セルジオ・レオーネは大好きな監督なんだけど、この映画は抜けていたぜ……

とはいえ、なんか変な映画だよねコレ。セルジオ・レオーネっぽさも所々にあるんだけれども、それだけではちょっと乗り切れないところがある。っていうか、レオーネの映画ってやっぱり顔の汚さがめちゃくちゃ大事なんだなあって思ったよ。顔が汚れてるってことはその分映像に情報量があるってことで、不思議とその顔に見入って、キャラクターに感情移入しちゃうんだよね……あのクッソ長尺の顔のドアップは、その感情移入があってこそのものなんだなあ、なんてことを思いながら見たよ。

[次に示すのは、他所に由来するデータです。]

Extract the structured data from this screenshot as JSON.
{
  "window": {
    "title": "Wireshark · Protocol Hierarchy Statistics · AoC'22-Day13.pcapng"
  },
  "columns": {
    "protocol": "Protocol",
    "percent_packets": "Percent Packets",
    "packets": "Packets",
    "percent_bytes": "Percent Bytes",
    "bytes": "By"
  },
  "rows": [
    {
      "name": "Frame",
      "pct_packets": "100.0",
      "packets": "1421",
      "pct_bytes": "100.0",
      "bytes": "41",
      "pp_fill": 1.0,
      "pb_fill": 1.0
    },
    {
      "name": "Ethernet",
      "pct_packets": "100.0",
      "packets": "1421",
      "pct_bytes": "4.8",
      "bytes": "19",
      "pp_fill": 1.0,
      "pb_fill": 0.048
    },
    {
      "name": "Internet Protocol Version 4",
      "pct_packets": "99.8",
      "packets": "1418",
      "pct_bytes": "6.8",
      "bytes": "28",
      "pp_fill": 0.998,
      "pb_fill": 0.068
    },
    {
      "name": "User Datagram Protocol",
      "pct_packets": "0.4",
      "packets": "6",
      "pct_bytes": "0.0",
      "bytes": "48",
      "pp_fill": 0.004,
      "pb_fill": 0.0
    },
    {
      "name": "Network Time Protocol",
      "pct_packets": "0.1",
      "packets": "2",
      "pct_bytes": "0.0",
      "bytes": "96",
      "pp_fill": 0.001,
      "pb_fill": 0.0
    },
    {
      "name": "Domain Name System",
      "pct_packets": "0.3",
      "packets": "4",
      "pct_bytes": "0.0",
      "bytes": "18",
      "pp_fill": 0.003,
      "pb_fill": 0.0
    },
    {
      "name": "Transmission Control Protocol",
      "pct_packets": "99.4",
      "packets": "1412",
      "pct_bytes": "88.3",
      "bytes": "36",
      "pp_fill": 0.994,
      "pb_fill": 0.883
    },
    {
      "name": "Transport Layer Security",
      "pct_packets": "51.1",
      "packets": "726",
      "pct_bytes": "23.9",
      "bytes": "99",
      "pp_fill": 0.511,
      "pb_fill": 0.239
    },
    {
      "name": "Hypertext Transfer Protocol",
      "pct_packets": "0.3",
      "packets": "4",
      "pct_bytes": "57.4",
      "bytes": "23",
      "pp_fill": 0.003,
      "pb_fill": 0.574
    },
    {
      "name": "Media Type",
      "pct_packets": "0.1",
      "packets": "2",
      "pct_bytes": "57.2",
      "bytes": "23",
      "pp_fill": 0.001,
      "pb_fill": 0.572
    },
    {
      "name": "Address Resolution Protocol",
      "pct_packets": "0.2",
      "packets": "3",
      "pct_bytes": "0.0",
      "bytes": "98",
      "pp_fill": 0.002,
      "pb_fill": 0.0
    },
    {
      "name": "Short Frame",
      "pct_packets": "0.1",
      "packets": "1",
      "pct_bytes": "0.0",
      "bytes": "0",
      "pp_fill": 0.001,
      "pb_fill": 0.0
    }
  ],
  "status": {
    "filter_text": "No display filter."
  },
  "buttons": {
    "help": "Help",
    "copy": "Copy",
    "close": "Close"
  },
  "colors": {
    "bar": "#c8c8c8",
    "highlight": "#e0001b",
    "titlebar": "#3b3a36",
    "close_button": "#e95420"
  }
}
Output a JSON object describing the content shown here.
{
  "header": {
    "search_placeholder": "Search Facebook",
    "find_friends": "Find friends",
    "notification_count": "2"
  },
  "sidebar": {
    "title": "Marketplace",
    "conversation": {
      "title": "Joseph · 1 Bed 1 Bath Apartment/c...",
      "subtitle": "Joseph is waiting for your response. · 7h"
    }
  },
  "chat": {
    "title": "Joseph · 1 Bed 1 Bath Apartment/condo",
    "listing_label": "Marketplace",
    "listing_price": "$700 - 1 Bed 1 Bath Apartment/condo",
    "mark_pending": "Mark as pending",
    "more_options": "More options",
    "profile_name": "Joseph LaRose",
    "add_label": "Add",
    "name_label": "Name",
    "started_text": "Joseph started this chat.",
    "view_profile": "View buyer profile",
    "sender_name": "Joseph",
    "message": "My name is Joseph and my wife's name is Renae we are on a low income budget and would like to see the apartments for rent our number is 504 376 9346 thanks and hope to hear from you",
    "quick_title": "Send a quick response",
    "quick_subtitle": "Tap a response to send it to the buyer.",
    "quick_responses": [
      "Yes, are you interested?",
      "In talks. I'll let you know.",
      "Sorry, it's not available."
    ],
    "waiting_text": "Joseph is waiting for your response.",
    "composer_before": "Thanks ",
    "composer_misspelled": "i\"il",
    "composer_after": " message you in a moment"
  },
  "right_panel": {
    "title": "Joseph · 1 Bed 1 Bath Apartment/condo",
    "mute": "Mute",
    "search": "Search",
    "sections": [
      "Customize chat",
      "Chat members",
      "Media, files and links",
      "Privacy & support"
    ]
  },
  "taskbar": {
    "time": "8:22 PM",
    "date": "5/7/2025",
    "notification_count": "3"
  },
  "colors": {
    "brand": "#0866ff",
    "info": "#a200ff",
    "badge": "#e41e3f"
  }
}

全体的に色々どーなの? というところもある映画ではあるけれども、その珍妙な味があればこそ、モリコーネの音楽が光っちゃうのめちゃくちゃ面白い。ワイルド・バンチでワルキューレの騎行が流れる度に、理屈じゃない昂ぶりとどうしようもない失笑が湧き上がっちゃうのは、いやほんと変な感覚だよなー。

あとコレ、「ウエスタン」の後にヘンリー・フォンダを迎えて撮った西部劇なのね。「ウエスタン」もだいぶ歴史の中に取り残されていく男たちの話ではあったけれども、今回は生き延びて船でヨーロッパに向かうのがなかなか面白いところだよなあ。滅びの美学……ではなく、伝説を伝説にして、しかし男は生き続ける、というのは、レオーネの意向がどれだけ入ってるのかなあ、なんてことは考えるよな。